Avoid for strategic product vision (requires deep customer empathy), pricing decisions (needs market and financial expertise), or when face-to-face customer discovery is more valuable than speed.

Learning Path

  1. 1Basic: user stories, feature specs, status updates
  2. 2Intermediate: competitive analysis, prioritization frameworks, PRDs
  3. 3Advanced: product strategy, go-to-market planning, OKR setting
  4. 4Expert: product vision, market positioning, business model innovation

Discussion

Product Hunt–style comments (not star reviews)
  • No comments yet — start the thread.
general reviews

Ratings

4.648 reviews
  • Michael Liu· Dec 20, 2024

    debug-generated-project is among the better-maintained entries we tried; worth keeping pinned for repeat workflows.

  • Pratham Ware· Dec 12, 2024

    debug-generated-project reduced setup friction for our internal harness; good balance of opinion and flexibility.

  • Hiroshi Wang· Dec 12, 2024

    Useful defaults in debug-generated-project — fewer surprises than typical one-off scripts, and it plays nicely with `npx skills` flows.

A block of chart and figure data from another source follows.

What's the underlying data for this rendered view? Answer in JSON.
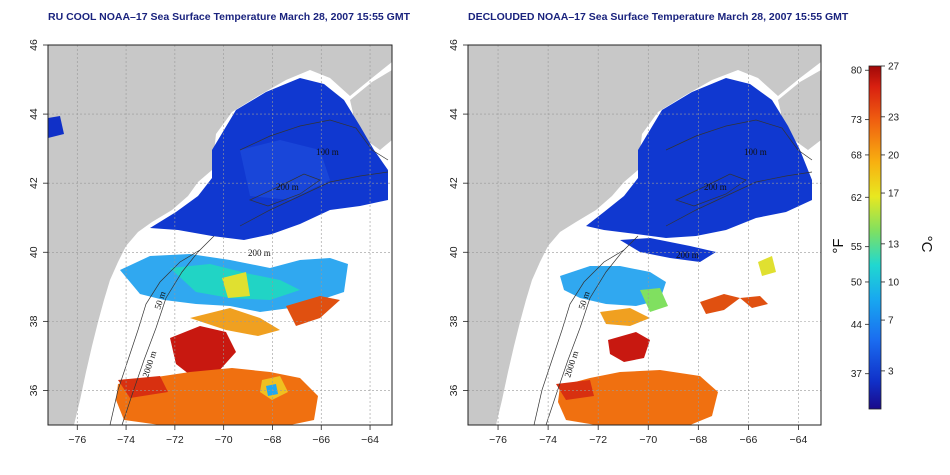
{
  "titles": {
    "left": "RU COOL NOAA–17 Sea Surface Temperature March 28, 2007 15:55 GMT",
    "right": "DECLOUDED NOAA–17 Sea Surface Temperature March 28, 2007 15:55 GMT"
  },
  "axes": {
    "x_ticks": [
      -76,
      -74,
      -72,
      -70,
      -68,
      -66,
      -64
    ],
    "y_ticks": [
      36,
      38,
      40,
      42,
      44,
      46
    ],
    "x_range": [
      -77.2,
      -63.1
    ],
    "y_range": [
      35.0,
      46.0
    ]
  },
  "contour_labels": {
    "m200a": "200 m",
    "m200b": "200 m",
    "m50": "50 m",
    "m2000": "2000 m",
    "m100": "100 m",
    "m50b": "50 m"
  },
  "colorbar": {
    "fahrenheit_ticks": [
      "80",
      "73",
      "68",
      "62",
      "55",
      "50",
      "44",
      "37"
    ],
    "celsius_ticks": [
      "27",
      "23",
      "20",
      "17",
      "13",
      "10",
      "7",
      "3"
    ],
    "fahrenheit_label": "°F",
    "celsius_label": "°C",
    "celsius_range": [
      0,
      27
    ]
  },
  "colors": {
    "land": "#c8c8c8",
    "cold": "#1030c8",
    "warm": "#d42010",
    "no_data": "#ffffff"
  }
}
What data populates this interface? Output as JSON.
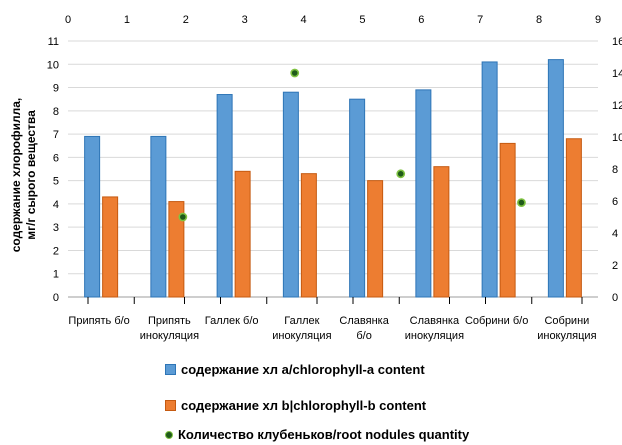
{
  "chart_data": {
    "type": "bar",
    "categories": [
      [
        "Припять б/о"
      ],
      [
        "Припять",
        "инокуляция"
      ],
      [
        "Галлек б/о"
      ],
      [
        "Галлек",
        "инокуляция"
      ],
      [
        "Славянка",
        "б/о"
      ],
      [
        "Славянка",
        "инокуляция"
      ],
      [
        "Собрини б/о"
      ],
      [
        "Собрини",
        "инокуляция"
      ]
    ],
    "series": [
      {
        "name": "содержание хл a/chlorophyll-a content",
        "type": "bar",
        "color": "#5b9bd5",
        "values": [
          6.9,
          6.9,
          8.7,
          8.8,
          8.5,
          8.9,
          10.1,
          10.2
        ]
      },
      {
        "name": "содержание хл b|chlorophyll-b content",
        "type": "bar",
        "color": "#ed7d31",
        "values": [
          4.3,
          4.1,
          5.4,
          5.3,
          5.0,
          5.6,
          6.6,
          6.8
        ]
      },
      {
        "name": "Количество клубеньков/root nodules quantity",
        "type": "scatter",
        "axis": "secondary",
        "color": "#1f5a1a",
        "x": [
          1.95,
          3.85,
          5.65,
          7.7
        ],
        "values": [
          5.0,
          14.0,
          7.7,
          5.9
        ]
      }
    ],
    "ylabel": [
      "содержание хлорофилла,",
      "мг/г сырого вещества"
    ],
    "ylim": [
      0,
      11
    ],
    "yticks": [
      0,
      1,
      2,
      3,
      4,
      5,
      6,
      7,
      8,
      9,
      10,
      11
    ],
    "secondary_ylim": [
      0,
      16
    ],
    "secondary_yticks": [
      0,
      2,
      4,
      6,
      8,
      10,
      12,
      14,
      16
    ],
    "secondary_x_ticks": [
      0,
      1,
      2,
      3,
      4,
      5,
      6,
      7,
      8,
      9
    ],
    "grid": true,
    "legend_position": "bottom"
  }
}
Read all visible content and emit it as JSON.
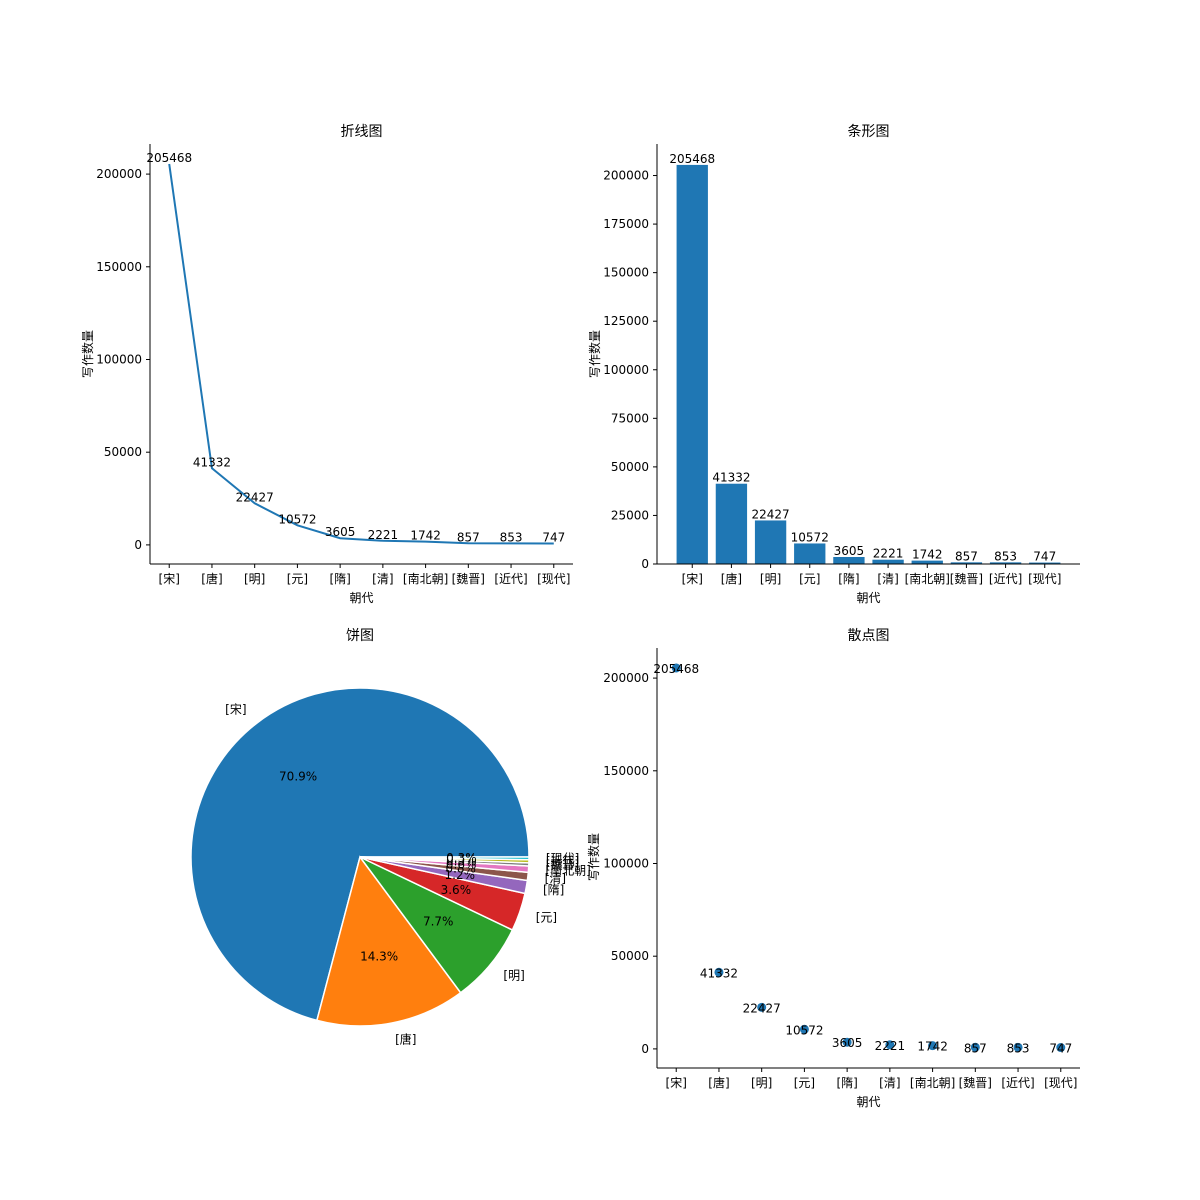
{
  "chart_data": [
    {
      "type": "line",
      "title": "折线图",
      "xlabel": "朝代",
      "ylabel": "写作数量",
      "categories": [
        "[宋]",
        "[唐]",
        "[明]",
        "[元]",
        "[隋]",
        "[清]",
        "[南北朝]",
        "[魏晋]",
        "[近代]",
        "[现代]"
      ],
      "values": [
        205468,
        41332,
        22427,
        10572,
        3605,
        2221,
        1742,
        857,
        853,
        747
      ],
      "yticks": [
        0,
        50000,
        100000,
        150000,
        200000
      ],
      "ylim": [
        -10304,
        216232
      ],
      "color": "#1f77b4"
    },
    {
      "type": "bar",
      "title": "条形图",
      "xlabel": "朝代",
      "ylabel": "写作数量",
      "categories": [
        "[宋]",
        "[唐]",
        "[明]",
        "[元]",
        "[隋]",
        "[清]",
        "[南北朝]",
        "[魏晋]",
        "[近代]",
        "[现代]"
      ],
      "values": [
        205468,
        41332,
        22427,
        10572,
        3605,
        2221,
        1742,
        857,
        853,
        747
      ],
      "yticks": [
        0,
        25000,
        50000,
        75000,
        100000,
        125000,
        150000,
        175000,
        200000
      ],
      "ylim": [
        0,
        216232
      ],
      "color": "#1f77b4"
    },
    {
      "type": "pie",
      "title": "饼图",
      "ylabel": "写作数量",
      "categories": [
        "[宋]",
        "[唐]",
        "[明]",
        "[元]",
        "[隋]",
        "[清]",
        "[南北朝]",
        "[魏晋]",
        "[近代]",
        "[现代]"
      ],
      "values": [
        205468,
        41332,
        22427,
        10572,
        3605,
        2221,
        1742,
        857,
        853,
        747
      ],
      "pct_labels": [
        "70.9%",
        "14.3%",
        "7.7%",
        "3.6%",
        "1.2%",
        "0.8%",
        "0.6%",
        "0.3%",
        "0.3%",
        "0.3%"
      ],
      "colors": [
        "#1f77b4",
        "#ff7f0e",
        "#2ca02c",
        "#d62728",
        "#9467bd",
        "#8c564b",
        "#e377c2",
        "#7f7f7f",
        "#bcbd22",
        "#17becf"
      ]
    },
    {
      "type": "scatter",
      "title": "散点图",
      "xlabel": "朝代",
      "categories": [
        "[宋]",
        "[唐]",
        "[明]",
        "[元]",
        "[隋]",
        "[清]",
        "[南北朝]",
        "[魏晋]",
        "[近代]",
        "[现代]"
      ],
      "values": [
        205468,
        41332,
        22427,
        10572,
        3605,
        2221,
        1742,
        857,
        853,
        747
      ],
      "yticks": [
        0,
        50000,
        100000,
        150000,
        200000
      ],
      "ylim": [
        -10304,
        216232
      ],
      "color": "#1f77b4"
    }
  ]
}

  • Hiroshi Chen· Dec 8, 2024

    Registry listing for debug-generated-project matched our evaluation — installs cleanly and behaves as described in the markdown.

  • Michael White· Nov 15, 2024

    debug-generated-project reduced setup friction for our internal harness; good balance of opinion and flexibility.

  • Sofia Abbas· Nov 11, 2024

    debug-generated-project fits our agent workflows well — practical, well scoped, and easy to wire into existing repos.

  • Sophia Abebe· Nov 3, 2024

    debug-generated-project has been reliable in day-to-day use. Documentation quality is above average for community skills.

  • Mei Smith· Oct 22, 2024

    Solid pick for teams standardizing on skills: debug-generated-project is focused, and the summary matches what you get after install.

  • Fatima Farah· Oct 6, 2024

    Registry listing for debug-generated-project matched our evaluation — installs cleanly and behaves as described in the markdown.

  • Michael Farah· Oct 2, 2024

    We added debug-generated-project from the explainx registry; install was straightforward and the SKILL.md answered most questions upfront.